We verify this next with our simulated data:
head(x)
## [,1] [,2] [,3] [,4]
## [1,] 0.66310780 0.9374838 0.75646691 1.4784750
## [2,] 1.79375299 1.2948389 2.38988148 2.2699178
## [3,] 0.38013167 -0.8722642 0.33391841 -0.5987544
## [4,] -0.02921166 0.1167126 -0.67462429 0.6929755
## [5,] 0.83084376 -0.8339335 -0.07134439 -0.7898326
## [6,] -1.94323512 -0.7229310 -0.11062696 -0.5152638
dv<-c(x[,1],x[,2],x[,3],x[,4])
cond<-factor(rep(letters[1:4],each=samplesize))
contrasts(cond)<-t(cntrsts)
contrasts(cond)
## ME1 ME2 Int
## a 1 1 1
## b 1 -1 -1
## c -1 1 -1
## d -1 -1 1
subj<-rep(1:samplesize,4)
dat<-data.frame(subj,cond,dv)
library(lme4)
## Loading required package: Matrix
me1<-ifelse(dat$cond%in%c("a","b"),1,-1)
me2<-ifelse(dat$cond%in%c("a","c"),1,-1)
int<-me1*me2
summary(lmer(dv~me1+me2+int+(1|subj),dat))
## Linear mixed model fit by REML ['lmerMod']

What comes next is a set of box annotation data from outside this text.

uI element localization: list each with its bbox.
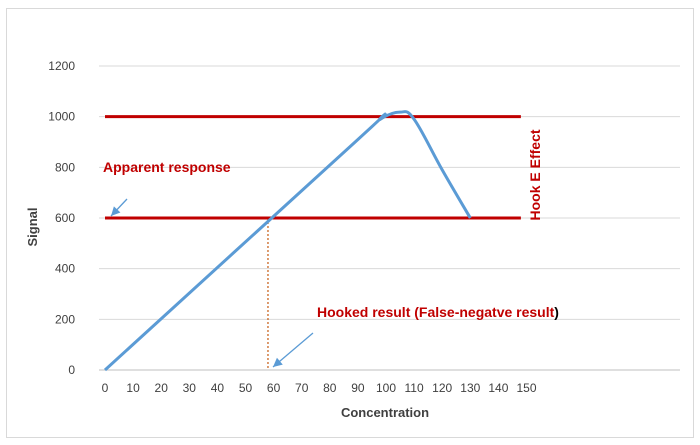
x-tick-label: 120 [432,381,452,395]
x-tick-label: 140 [488,381,508,395]
y-tick-label: 0 [68,363,75,377]
y-tick-label: 1200 [48,59,75,73]
hooked-result-close-paren: ) [554,304,559,320]
x-tick-label: 90 [351,381,365,395]
y-tick-label: 400 [55,262,75,276]
hook-effect-chart: 0 200 400 600 800 1000 1200 0 10 20 30 40 50 60 70 80 9… [25,59,680,420]
y-tick-label: 800 [55,160,75,174]
hooked-result-label: Hooked result (False-negatve result) [317,304,559,320]
x-tick-label: 10 [126,381,140,395]
x-tick-label: 70 [295,381,309,395]
x-tick-label: 110 [405,381,424,395]
apparent-response-arrow-head [111,206,121,216]
x-tick-label: 100 [376,381,396,395]
y-tick-labels: 0 200 400 600 800 1000 1200 [48,59,75,377]
apparent-response-arrow [110,198,128,217]
apparent-response-label: Apparent response [103,159,231,175]
x-axis-title: Concentration [341,405,429,420]
x-tick-label: 60 [267,381,281,395]
x-tick-label: 130 [460,381,480,395]
x-tick-label: 20 [155,381,169,395]
x-tick-label: 150 [516,381,536,395]
x-tick-label: 80 [323,381,337,395]
hooked-result-arrow-head [273,357,283,367]
y-tick-label: 200 [55,312,75,326]
chart-frame: 0 200 400 600 800 1000 1200 0 10 20 30 40 50 60 70 80 9… [6,8,694,438]
hooked-result-arrow [272,332,314,368]
hook-effect-label: Hook E Effect [527,129,543,220]
y-tick-label: 1000 [48,110,75,124]
hooked-result-text: Hooked result (False-negatve result [317,304,555,320]
y-axis-title: Signal [25,207,40,246]
x-tick-label: 40 [211,381,225,395]
x-tick-label: 30 [183,381,197,395]
reference-lines [105,115,521,220]
x-tick-label: 0 [102,381,109,395]
annotation-arrows [110,198,314,368]
x-tick-labels: 0 10 20 30 40 50 60 70 80 90 100 110 120 130 140 150 [102,381,537,395]
y-tick-label: 600 [55,211,75,225]
x-tick-label: 50 [239,381,253,395]
signal-series-line [103,110,472,372]
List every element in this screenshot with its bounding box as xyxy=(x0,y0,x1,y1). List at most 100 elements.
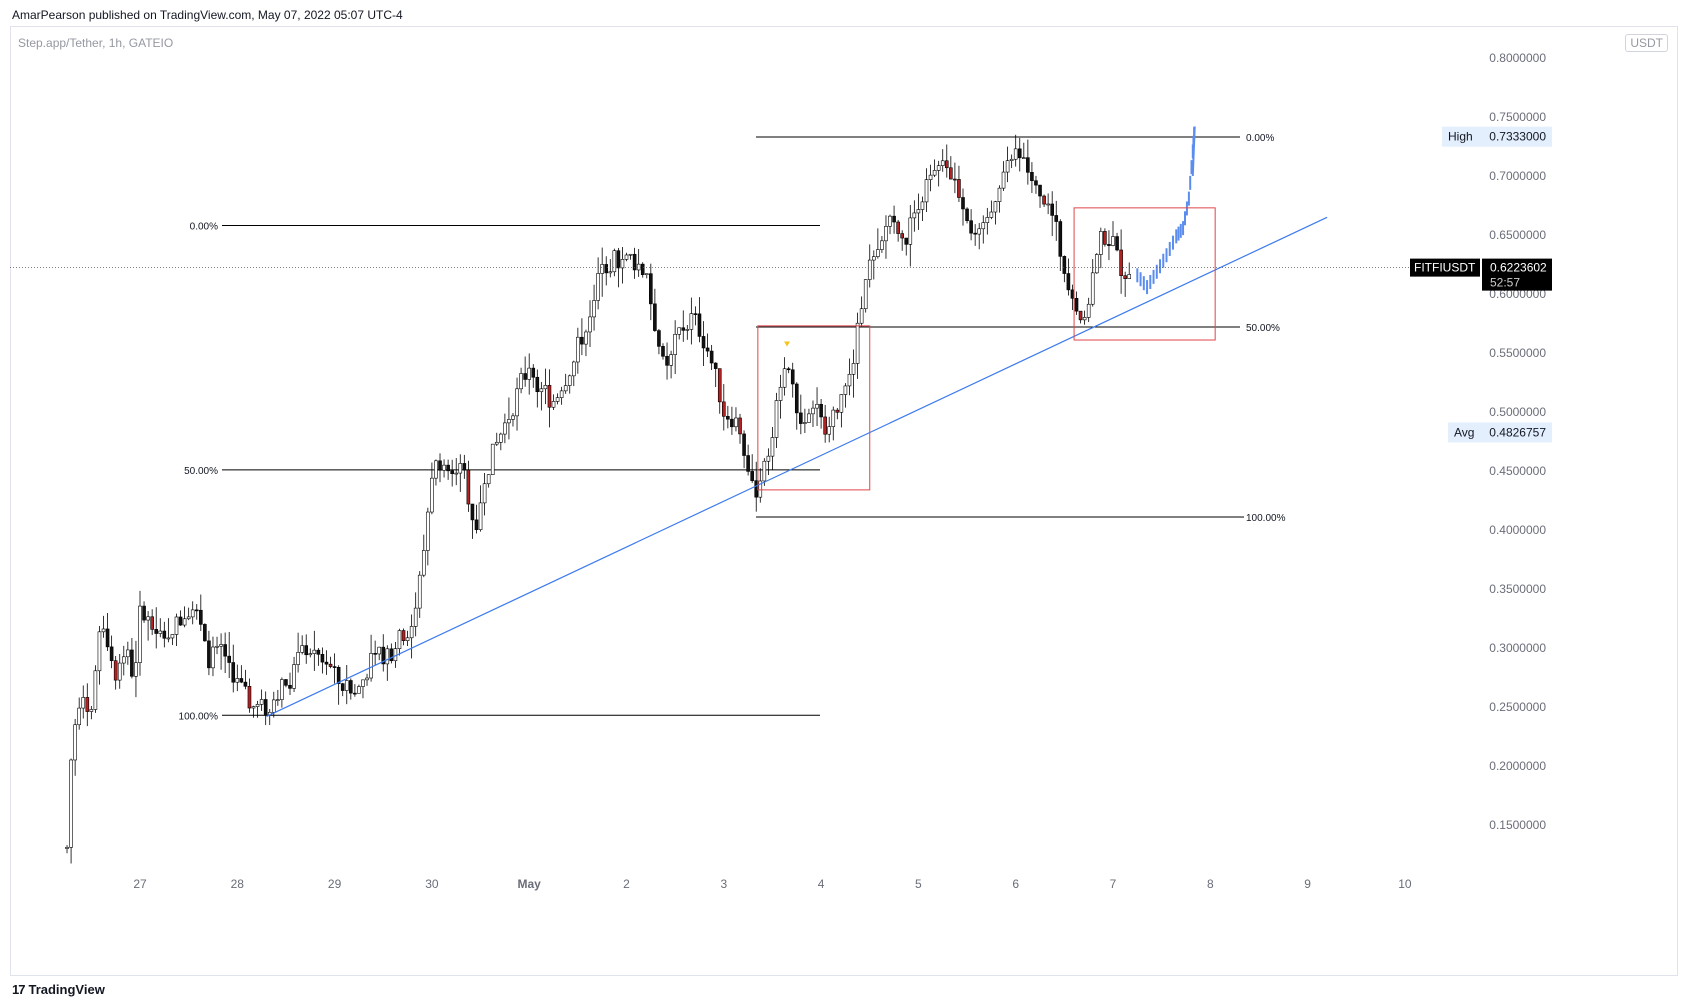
candle-body[interactable] xyxy=(596,273,600,301)
candle-body[interactable] xyxy=(608,271,613,274)
candle-body[interactable] xyxy=(1086,303,1091,318)
candle-body[interactable] xyxy=(97,631,102,672)
candle-body[interactable] xyxy=(113,660,118,681)
candle-body[interactable] xyxy=(93,670,98,710)
candle-body[interactable] xyxy=(474,519,479,530)
candle-body[interactable] xyxy=(827,426,832,435)
candle-body[interactable] xyxy=(1099,231,1103,255)
candle-body[interactable] xyxy=(170,634,175,639)
candle-body[interactable] xyxy=(778,386,783,401)
candle-body[interactable] xyxy=(328,663,333,667)
candle-body[interactable] xyxy=(953,178,957,181)
candle-body[interactable] xyxy=(563,385,568,392)
candle-body[interactable] xyxy=(1030,172,1034,182)
candle-body[interactable] xyxy=(146,616,150,621)
candle-body[interactable] xyxy=(835,409,840,413)
candle-body[interactable] xyxy=(644,273,649,275)
candle-body[interactable] xyxy=(661,346,665,357)
candle-body[interactable] xyxy=(632,253,637,271)
candle-body[interactable] xyxy=(271,699,276,713)
candle-body[interactable] xyxy=(616,250,621,269)
candle-body[interactable] xyxy=(539,388,544,393)
candle-body[interactable] xyxy=(705,347,710,352)
candle-body[interactable] xyxy=(961,197,965,210)
candle-body[interactable] xyxy=(681,327,686,331)
candle-body[interactable] xyxy=(997,187,1002,202)
candle-body[interactable] xyxy=(247,686,252,709)
candle-body[interactable] xyxy=(1026,157,1030,173)
candle-body[interactable] xyxy=(620,259,625,269)
candle-body[interactable] xyxy=(612,250,617,273)
candle-body[interactable] xyxy=(867,259,872,280)
candle-body[interactable] xyxy=(150,616,154,630)
candle-body[interactable] xyxy=(1074,298,1079,312)
candle-body[interactable] xyxy=(600,264,604,274)
candle-body[interactable] xyxy=(174,616,179,635)
candle-body[interactable] xyxy=(689,313,694,330)
candle-body[interactable] xyxy=(839,394,844,413)
candle-body[interactable] xyxy=(965,208,969,221)
candle-body[interactable] xyxy=(381,646,386,665)
candle-body[interactable] xyxy=(957,179,961,198)
candle-body[interactable] xyxy=(576,336,580,363)
candle-body[interactable] xyxy=(296,652,300,665)
candle-body[interactable] xyxy=(154,629,159,634)
candle-body[interactable] xyxy=(182,618,187,626)
candle-body[interactable] xyxy=(673,333,677,355)
candle-body[interactable] xyxy=(880,240,884,250)
candle-body[interactable] xyxy=(896,221,900,234)
candle-body[interactable] xyxy=(235,678,240,683)
candle-body[interactable] xyxy=(701,336,706,349)
candle-body[interactable] xyxy=(665,355,669,366)
candle-body[interactable] xyxy=(251,706,256,709)
candle-body[interactable] xyxy=(450,470,454,474)
candle-body[interactable] xyxy=(405,637,410,641)
candle-body[interactable] xyxy=(908,217,913,245)
candle-body[interactable] xyxy=(758,480,763,498)
candle-body[interactable] xyxy=(916,209,921,214)
candle-body[interactable] xyxy=(782,368,787,388)
tradingview-footer[interactable]: 17 TradingView xyxy=(12,982,105,997)
candle-body[interactable] xyxy=(373,653,377,655)
candle-body[interactable] xyxy=(316,649,321,655)
candle-body[interactable] xyxy=(227,655,231,663)
candle-body[interactable] xyxy=(1066,273,1071,291)
candle-body[interactable] xyxy=(466,469,471,505)
trendline[interactable] xyxy=(266,216,1328,717)
candle-body[interactable] xyxy=(669,354,673,366)
candle-body[interactable] xyxy=(178,616,183,626)
candle-body[interactable] xyxy=(843,385,848,395)
candle-body[interactable] xyxy=(312,649,317,654)
candle-body[interactable] xyxy=(1050,203,1054,216)
candle-body[interactable] xyxy=(811,407,815,415)
candle-body[interactable] xyxy=(803,422,807,424)
candle-body[interactable] xyxy=(790,369,795,385)
candle-body[interactable] xyxy=(584,331,588,345)
candle-body[interactable] xyxy=(1013,148,1018,160)
candle-body[interactable] xyxy=(417,574,422,609)
candle-body[interactable] xyxy=(981,222,986,230)
candle-body[interactable] xyxy=(1042,195,1046,205)
candle-body[interactable] xyxy=(1070,289,1075,299)
candle-body[interactable] xyxy=(490,443,495,475)
candle-body[interactable] xyxy=(409,626,414,639)
rectangle-annotation[interactable] xyxy=(757,325,871,491)
candle-body[interactable] xyxy=(653,303,657,331)
candle-body[interactable] xyxy=(324,661,329,665)
candle-body[interactable] xyxy=(357,686,361,694)
candle-body[interactable] xyxy=(1115,236,1119,251)
candle-body[interactable] xyxy=(697,313,702,337)
candle-body[interactable] xyxy=(207,640,211,669)
candle-body[interactable] xyxy=(519,373,523,390)
candle-body[interactable] xyxy=(73,724,77,761)
candle-body[interactable] xyxy=(1123,275,1127,279)
candle-body[interactable] xyxy=(121,656,126,664)
candle-body[interactable] xyxy=(855,322,860,364)
candle-body[interactable] xyxy=(1054,215,1059,222)
candle-body[interactable] xyxy=(989,211,994,218)
candle-body[interactable] xyxy=(1094,254,1099,274)
candle-body[interactable] xyxy=(774,400,779,438)
candle-body[interactable] xyxy=(454,472,459,475)
candle-body[interactable] xyxy=(442,464,446,471)
candle-body[interactable] xyxy=(438,460,442,471)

## Formula: dv ~ me1 + me2 + int + (1 | subj)
## Data: dat
##
## REML criterion at convergence: 127.6
##
## Scaled residuals:
## Min 1Q Median 3Q Max
## -1.90187 -0.60083 0.04319 0.64841 1.78553
##
## Random effects:
## Groups Name Variance Std.Dev.
## subj (Intercept) 0.5 0.7071
## Residual 0.5 0.7071
## Number of obs: 48, groups: subj, 12
##
## Fixed effects:
## Estimate Std. Error t value
## (Intercept) 0.3000 0.2282 1.314
## me1 -0.0500 0.1021 -0.490
## me2 0.1500 0.1021 1.470
## int -0.1000 0.1021 -0.980
##
## Correlation of Fixed Effects:
## (Intr) me1 me2
## me1 0.000
## me2 0.000 0.000
## int 0.000 0.000 0.000
We now compute the main effects and interactions using the above contrast coding, repeated below:
contrasts(cond)
## ME1 ME2 Int
## a 1 1 1
## b 1 -1 -1
## c -1 1 -1
## d -1 -1 1
The main effect I computed matches the main effect in lme4:
round(t.test((x[,1]+x[,2]),(x[,3]+x[,4]),paired=TRUE)$statistic,2)
## t
## -0.49
The main effect II also matches lmer output:
round(t.test((x[,1]+x[,3]),(x[,2]+x[,4]),paired=TRUE)$statistic,2)
## t
## 1.47
The interaction can be written in two ways, as I discussed above: \((X_1 - X_2) - (X_3 - X_4) = (X_1 + X_4) - (X_2 + X_3)\).
round(t.test((x[,1]+x[,4]),(x[,2]+x[,3]),paired=TRUE)$statistic,2)
## t
## -0.98
Note that the paired t-test corresponding to the linear mixed model can also be written as a difference of differences:
round(t.test((x[,1]-x[,2]),(x[,3]-x[,4]),paired=TRUE)$statistic,2)
## t
## -0.98
Conclusion
The ANOVA contrast coding in the linear mixed model can be decomposed into a series of paired t-tests, all of which have the same standard error in the denominator of the t-test. Only the magnitudes of the main effects and interactions determine the power you will need.